Catalina's Shopper Intelligence Platform was able to draw some conclusions from the data about which food categories are seeing the highest rise in store-brand staples. For instance, canned fish and soup are rising rapidly, which Catalina suggests is due to the shopper turning to more affordable lunch solutions. Meanwhile, Walmart reported to analysts that customers are turning to private labels for lunch meat and dairy, according to Food Dive. High grocery prices are stressful, especially in a climate where seemingly everything is getting more expensive with no signs of going down anytime soon. It makes sense that shoppers want to find cheaper options where they can, and it turns out that private label versions of certain items have seen particular surges in popularity.

Store brands cost less than name brands

Catalina reports that private brands are seeing gains in several other categories of grocery, like baking mixes, dried vegetables, baby food, and even deodorant. The study attributes the rise in deodorant and other personal care items to people moving back to office work after several years of employees going remote. The trend in private label baby food comes after a national baby formula shortage (per Healthy Children) that left many new parents panicked about available necessary nutrients for newborns. 

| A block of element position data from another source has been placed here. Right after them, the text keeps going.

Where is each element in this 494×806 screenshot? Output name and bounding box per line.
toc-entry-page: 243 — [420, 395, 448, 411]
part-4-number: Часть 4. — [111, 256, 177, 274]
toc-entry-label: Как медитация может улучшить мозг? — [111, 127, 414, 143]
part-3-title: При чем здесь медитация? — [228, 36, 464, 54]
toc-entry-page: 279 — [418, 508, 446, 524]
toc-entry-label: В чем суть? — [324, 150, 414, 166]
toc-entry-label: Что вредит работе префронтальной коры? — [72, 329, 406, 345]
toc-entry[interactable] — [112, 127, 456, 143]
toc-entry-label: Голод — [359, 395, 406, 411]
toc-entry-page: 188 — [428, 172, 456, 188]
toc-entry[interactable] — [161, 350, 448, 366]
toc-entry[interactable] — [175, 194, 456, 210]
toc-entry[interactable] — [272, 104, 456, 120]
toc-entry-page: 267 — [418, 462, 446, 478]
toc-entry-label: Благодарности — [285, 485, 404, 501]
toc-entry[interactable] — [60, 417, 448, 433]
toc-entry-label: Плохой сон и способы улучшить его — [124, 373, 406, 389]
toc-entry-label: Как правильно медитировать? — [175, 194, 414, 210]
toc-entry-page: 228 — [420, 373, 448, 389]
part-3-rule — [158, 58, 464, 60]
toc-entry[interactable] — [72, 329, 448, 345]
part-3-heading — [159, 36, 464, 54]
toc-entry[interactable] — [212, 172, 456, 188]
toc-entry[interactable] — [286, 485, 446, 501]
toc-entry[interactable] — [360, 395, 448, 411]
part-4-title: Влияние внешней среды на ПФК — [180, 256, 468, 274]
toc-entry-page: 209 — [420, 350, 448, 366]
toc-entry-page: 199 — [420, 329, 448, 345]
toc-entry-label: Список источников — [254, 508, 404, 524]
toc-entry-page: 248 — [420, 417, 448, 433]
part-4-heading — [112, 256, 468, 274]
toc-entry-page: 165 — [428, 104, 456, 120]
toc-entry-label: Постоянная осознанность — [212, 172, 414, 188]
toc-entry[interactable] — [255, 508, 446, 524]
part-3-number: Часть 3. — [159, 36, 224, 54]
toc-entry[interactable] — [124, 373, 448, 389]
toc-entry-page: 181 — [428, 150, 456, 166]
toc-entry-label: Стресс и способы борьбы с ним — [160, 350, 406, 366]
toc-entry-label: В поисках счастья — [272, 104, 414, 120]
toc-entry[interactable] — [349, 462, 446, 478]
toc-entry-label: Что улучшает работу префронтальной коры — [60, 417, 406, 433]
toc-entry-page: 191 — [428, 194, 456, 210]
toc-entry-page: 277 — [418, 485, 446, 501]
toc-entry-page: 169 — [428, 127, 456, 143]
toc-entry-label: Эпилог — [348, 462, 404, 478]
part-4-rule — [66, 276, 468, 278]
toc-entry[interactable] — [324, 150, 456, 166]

Fox Business reports that for example, CVS store brands are 20% to 40% cheaper than name brands, depending on the department and product. Walgreens, Walmart, and Target report similar sales trends. It makes sense — if you're going to the store and not thinking about prices, it's easy to just grab the most obvious brand name of a product. But in times of financial hardship, you're going to take that extra minute to observe which products are cheaper. Store brands almost always have a lower price tag, which can bring down your shopping total significantly if you're bargain hunting in every aisle. According to Forbes, 87% of consumers have turned to store brands in order to save money. Unfortunately, there's no way to know how long inflation is going to last, according to the Washington Post. But, it's good to know that store brands are a solid way to save money during this challenging financial moment.